Is this crazy projection? Not in light of subsequent events. Not long after that CLE, we had an opinion in St v. Ice, and as I've said before, you can't read the first half of Ice without concluding that offense-specific enhancement facts are elements, not just aggravating factors. I think the Court went into a great deal of depth -- even though they rejected the defendant's state constitutional argument -- to remind the entire bar of case law that had been seemingly forgotten.
Then, a few years after that, in State v. Speedis, the Court included this very telling footnote:
We have no occasion to consider whether greater specificity would be required either for a statute defining the elements of an offense or for sentencing factors that relate to the offense rather than the offender. Cf. State v. Ice, 343 Or 248, 257-60, 170 P3d 1049 (2007) (distinguishing, for the purpose of Article I, section 11, between sentencing factors that relate to the offense and those that relate to a defendant's character or status), rev'd on other grounds, Oregon v. Ice, 555 US 160, 129 S Ct 711, 172 L Ed 2d 517 (2009). [emphasis added.]
Again, I think that's another clue for anyone paying close attention. Article I, section 11, only applies to elements, and the Court is implying a crucial distinction "sentencing factors that relate to the offense" and other types of sentencing factors. And self-evidently, it's a distinction of constitutional magnitude.

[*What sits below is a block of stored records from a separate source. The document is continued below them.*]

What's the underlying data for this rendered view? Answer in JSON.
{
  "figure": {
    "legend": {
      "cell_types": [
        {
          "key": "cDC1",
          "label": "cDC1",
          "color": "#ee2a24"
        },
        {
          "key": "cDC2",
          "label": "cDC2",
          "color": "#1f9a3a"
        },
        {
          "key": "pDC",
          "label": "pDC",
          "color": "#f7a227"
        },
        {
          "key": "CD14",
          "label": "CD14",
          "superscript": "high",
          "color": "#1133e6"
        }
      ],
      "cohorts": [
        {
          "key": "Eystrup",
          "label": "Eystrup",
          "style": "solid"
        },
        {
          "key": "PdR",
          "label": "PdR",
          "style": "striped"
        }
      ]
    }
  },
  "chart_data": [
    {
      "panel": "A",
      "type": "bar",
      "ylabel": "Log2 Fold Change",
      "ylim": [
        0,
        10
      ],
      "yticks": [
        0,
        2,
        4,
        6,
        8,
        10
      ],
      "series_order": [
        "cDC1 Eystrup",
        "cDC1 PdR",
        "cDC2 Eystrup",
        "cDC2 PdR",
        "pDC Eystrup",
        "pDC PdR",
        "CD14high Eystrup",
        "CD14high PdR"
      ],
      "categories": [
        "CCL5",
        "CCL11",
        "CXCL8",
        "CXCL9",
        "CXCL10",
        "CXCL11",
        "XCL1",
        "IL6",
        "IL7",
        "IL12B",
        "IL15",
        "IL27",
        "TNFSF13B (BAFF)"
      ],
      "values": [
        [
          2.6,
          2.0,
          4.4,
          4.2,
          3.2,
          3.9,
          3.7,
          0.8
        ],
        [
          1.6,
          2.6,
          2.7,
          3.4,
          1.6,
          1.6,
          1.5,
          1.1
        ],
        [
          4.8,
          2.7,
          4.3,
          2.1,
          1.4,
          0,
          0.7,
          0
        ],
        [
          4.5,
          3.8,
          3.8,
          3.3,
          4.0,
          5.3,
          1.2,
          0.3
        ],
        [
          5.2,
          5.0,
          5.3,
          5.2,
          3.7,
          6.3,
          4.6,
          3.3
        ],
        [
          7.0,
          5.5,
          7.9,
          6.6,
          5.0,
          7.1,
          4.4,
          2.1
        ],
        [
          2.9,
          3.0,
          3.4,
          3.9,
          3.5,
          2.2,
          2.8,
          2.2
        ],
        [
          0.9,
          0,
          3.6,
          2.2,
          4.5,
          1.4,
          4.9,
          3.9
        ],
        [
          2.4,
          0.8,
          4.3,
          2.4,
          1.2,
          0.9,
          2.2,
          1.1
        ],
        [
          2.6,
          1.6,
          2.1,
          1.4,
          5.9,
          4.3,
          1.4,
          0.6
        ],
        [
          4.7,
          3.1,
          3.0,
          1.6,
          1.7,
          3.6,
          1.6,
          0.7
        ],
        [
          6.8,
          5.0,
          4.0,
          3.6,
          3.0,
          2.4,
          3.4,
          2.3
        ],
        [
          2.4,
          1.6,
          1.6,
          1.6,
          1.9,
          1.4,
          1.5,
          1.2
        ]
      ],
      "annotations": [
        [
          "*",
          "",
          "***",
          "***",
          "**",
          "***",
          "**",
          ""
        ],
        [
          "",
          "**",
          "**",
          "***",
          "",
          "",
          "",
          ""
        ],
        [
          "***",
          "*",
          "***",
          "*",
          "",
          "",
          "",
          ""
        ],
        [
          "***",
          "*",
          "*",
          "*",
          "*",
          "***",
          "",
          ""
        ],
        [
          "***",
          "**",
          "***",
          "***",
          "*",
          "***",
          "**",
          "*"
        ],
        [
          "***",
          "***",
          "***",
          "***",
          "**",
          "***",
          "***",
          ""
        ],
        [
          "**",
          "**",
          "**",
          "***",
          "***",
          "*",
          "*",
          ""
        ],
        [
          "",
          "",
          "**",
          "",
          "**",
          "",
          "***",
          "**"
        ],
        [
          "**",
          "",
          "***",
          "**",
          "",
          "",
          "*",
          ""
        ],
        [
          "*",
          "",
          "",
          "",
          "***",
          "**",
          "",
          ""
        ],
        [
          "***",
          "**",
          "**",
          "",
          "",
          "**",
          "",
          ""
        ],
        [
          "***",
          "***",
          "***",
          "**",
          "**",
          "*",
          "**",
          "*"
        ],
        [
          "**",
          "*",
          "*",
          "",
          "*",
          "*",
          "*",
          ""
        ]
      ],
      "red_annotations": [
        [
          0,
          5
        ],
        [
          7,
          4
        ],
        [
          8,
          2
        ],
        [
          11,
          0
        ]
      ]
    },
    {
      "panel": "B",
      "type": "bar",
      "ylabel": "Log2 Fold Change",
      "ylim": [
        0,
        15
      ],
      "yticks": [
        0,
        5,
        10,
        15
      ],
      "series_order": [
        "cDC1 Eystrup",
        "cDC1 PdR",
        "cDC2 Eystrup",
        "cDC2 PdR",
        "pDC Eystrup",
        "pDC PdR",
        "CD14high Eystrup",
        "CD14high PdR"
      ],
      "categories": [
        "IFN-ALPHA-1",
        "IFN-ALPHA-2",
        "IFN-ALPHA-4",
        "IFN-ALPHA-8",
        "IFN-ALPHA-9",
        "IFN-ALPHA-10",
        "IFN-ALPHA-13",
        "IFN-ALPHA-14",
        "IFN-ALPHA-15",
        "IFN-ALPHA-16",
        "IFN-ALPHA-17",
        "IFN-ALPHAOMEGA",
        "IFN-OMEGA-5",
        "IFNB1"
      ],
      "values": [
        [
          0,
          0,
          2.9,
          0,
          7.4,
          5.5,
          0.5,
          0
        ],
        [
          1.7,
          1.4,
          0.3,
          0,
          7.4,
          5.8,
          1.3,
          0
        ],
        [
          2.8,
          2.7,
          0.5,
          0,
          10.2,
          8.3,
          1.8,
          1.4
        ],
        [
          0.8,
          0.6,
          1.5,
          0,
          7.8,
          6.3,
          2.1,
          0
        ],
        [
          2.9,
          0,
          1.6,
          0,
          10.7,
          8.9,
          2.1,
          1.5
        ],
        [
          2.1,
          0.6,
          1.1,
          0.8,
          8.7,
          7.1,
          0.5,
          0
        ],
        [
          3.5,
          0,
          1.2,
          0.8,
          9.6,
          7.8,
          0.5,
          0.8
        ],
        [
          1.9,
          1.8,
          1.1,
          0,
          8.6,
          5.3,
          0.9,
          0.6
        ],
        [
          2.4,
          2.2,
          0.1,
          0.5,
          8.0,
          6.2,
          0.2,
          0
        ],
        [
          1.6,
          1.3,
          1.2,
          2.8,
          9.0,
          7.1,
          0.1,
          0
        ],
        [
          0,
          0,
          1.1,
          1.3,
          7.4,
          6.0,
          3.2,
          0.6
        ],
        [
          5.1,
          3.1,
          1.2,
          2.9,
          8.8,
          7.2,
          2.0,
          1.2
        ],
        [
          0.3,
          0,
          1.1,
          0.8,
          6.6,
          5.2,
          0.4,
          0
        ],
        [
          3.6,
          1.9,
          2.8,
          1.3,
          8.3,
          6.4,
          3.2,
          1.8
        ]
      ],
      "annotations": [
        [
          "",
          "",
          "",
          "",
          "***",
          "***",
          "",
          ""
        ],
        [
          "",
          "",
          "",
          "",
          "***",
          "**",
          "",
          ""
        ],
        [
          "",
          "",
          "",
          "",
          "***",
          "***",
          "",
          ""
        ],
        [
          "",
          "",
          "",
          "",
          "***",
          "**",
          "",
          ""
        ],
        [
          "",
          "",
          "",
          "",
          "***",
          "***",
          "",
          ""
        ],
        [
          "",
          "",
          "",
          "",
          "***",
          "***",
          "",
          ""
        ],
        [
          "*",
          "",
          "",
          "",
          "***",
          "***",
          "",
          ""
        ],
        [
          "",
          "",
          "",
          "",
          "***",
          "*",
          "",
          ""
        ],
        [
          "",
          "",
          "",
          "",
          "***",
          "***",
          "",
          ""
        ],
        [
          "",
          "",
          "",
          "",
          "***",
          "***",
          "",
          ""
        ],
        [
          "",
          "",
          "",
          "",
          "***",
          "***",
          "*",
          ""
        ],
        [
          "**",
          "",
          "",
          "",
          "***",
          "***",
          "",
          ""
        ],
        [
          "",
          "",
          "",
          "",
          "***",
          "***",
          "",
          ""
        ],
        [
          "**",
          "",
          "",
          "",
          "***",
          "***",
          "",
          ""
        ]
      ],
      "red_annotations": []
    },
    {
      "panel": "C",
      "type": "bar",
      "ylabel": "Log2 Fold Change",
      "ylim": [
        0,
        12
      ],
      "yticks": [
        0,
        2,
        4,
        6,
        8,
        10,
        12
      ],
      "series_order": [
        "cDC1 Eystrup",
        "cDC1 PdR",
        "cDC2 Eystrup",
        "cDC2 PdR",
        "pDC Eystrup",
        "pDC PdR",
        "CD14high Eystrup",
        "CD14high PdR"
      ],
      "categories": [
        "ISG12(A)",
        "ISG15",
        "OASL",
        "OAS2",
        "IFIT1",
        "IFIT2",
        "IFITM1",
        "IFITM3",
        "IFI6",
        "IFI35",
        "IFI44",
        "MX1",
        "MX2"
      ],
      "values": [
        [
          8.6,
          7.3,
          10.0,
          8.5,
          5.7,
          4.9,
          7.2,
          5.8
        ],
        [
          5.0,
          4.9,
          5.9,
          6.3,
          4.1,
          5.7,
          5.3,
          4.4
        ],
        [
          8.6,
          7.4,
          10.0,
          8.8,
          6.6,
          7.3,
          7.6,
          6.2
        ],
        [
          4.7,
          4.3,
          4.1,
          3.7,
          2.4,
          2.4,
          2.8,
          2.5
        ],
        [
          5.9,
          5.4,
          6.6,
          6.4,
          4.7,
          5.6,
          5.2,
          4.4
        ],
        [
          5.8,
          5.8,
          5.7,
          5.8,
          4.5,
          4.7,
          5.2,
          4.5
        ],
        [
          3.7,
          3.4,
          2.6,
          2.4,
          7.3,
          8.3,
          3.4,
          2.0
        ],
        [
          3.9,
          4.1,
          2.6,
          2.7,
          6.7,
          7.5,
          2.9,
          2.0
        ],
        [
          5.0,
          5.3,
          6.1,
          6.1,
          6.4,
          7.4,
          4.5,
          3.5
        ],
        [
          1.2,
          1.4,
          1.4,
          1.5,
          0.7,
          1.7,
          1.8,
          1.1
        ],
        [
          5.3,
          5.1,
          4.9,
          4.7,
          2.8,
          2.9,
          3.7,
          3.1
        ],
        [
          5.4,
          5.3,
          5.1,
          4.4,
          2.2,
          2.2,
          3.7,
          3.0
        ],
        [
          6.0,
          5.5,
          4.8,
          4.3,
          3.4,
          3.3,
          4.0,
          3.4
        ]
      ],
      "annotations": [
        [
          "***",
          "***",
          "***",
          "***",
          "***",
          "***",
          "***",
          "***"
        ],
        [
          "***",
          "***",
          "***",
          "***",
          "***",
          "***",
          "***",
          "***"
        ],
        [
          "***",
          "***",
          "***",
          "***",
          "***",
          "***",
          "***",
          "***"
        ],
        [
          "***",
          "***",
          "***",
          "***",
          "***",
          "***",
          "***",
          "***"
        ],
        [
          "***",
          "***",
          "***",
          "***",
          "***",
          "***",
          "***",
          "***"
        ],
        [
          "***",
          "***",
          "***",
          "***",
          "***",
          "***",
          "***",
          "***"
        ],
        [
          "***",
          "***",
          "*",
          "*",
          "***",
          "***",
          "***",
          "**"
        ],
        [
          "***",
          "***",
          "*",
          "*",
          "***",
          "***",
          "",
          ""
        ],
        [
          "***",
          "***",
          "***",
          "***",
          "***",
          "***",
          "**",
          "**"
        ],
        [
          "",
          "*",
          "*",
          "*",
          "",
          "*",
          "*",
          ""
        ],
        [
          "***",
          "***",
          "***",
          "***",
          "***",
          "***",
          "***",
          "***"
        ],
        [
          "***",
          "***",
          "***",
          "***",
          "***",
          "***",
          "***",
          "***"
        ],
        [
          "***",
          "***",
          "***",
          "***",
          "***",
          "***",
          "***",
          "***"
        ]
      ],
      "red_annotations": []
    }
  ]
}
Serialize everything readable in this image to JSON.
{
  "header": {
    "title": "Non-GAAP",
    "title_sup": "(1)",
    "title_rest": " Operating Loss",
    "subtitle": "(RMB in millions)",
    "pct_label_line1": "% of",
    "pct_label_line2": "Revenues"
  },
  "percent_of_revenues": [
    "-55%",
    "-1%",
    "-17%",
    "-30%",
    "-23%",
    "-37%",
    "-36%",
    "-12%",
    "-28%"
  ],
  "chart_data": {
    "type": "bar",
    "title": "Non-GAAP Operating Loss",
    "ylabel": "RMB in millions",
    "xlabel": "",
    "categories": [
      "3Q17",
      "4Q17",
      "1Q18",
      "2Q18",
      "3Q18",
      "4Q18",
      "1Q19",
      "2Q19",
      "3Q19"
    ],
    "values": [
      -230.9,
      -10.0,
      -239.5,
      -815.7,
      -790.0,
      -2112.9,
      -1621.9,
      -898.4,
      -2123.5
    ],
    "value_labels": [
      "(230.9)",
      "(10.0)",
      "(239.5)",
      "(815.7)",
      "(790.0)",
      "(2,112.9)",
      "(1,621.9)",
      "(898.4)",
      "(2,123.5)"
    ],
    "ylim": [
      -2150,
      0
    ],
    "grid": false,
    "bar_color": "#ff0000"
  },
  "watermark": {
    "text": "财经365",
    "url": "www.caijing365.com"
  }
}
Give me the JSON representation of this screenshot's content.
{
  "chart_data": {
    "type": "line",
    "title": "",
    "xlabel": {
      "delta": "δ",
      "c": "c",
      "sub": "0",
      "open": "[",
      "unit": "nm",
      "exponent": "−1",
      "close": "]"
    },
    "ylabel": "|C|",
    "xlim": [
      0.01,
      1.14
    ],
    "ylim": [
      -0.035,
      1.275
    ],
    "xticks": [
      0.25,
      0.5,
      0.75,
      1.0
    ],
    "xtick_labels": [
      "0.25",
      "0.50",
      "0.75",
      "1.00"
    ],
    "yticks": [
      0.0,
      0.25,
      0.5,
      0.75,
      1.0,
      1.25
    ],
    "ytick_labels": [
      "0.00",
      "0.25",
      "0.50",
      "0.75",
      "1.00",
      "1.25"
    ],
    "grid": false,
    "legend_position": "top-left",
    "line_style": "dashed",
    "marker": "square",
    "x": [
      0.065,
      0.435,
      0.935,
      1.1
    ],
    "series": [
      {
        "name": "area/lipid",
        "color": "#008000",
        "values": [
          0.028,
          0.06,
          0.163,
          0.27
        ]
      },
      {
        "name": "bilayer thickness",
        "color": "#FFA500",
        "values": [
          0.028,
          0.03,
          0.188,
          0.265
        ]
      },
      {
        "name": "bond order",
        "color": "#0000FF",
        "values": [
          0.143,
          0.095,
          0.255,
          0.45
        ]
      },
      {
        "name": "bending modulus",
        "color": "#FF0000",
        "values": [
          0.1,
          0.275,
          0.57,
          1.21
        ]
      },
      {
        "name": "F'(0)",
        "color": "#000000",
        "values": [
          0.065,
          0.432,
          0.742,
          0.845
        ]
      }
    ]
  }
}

In sum, I think the Oregon Supreme Court has been waiting for this argument, waiting for defense attorneys to frame the issue properly, so that they could re-affirm the scope and importance of Article I, section 11. I think we'll know by the end of the year if I'm Sherlock Holmes or Dr. Watson.
But I urge you not to wait for an opinion. If you've got an offense-specific enhancement fact, file a challenge, especially if the enhancement fact -- like Reinke -- is a theory of Dangerous Offender. If you're going to trial on a CDO/SQ drug case, file the demurrer referenced here . Make the merger arguments that would win if Reinke wins. Let's get a string of cool wins at the COA next year!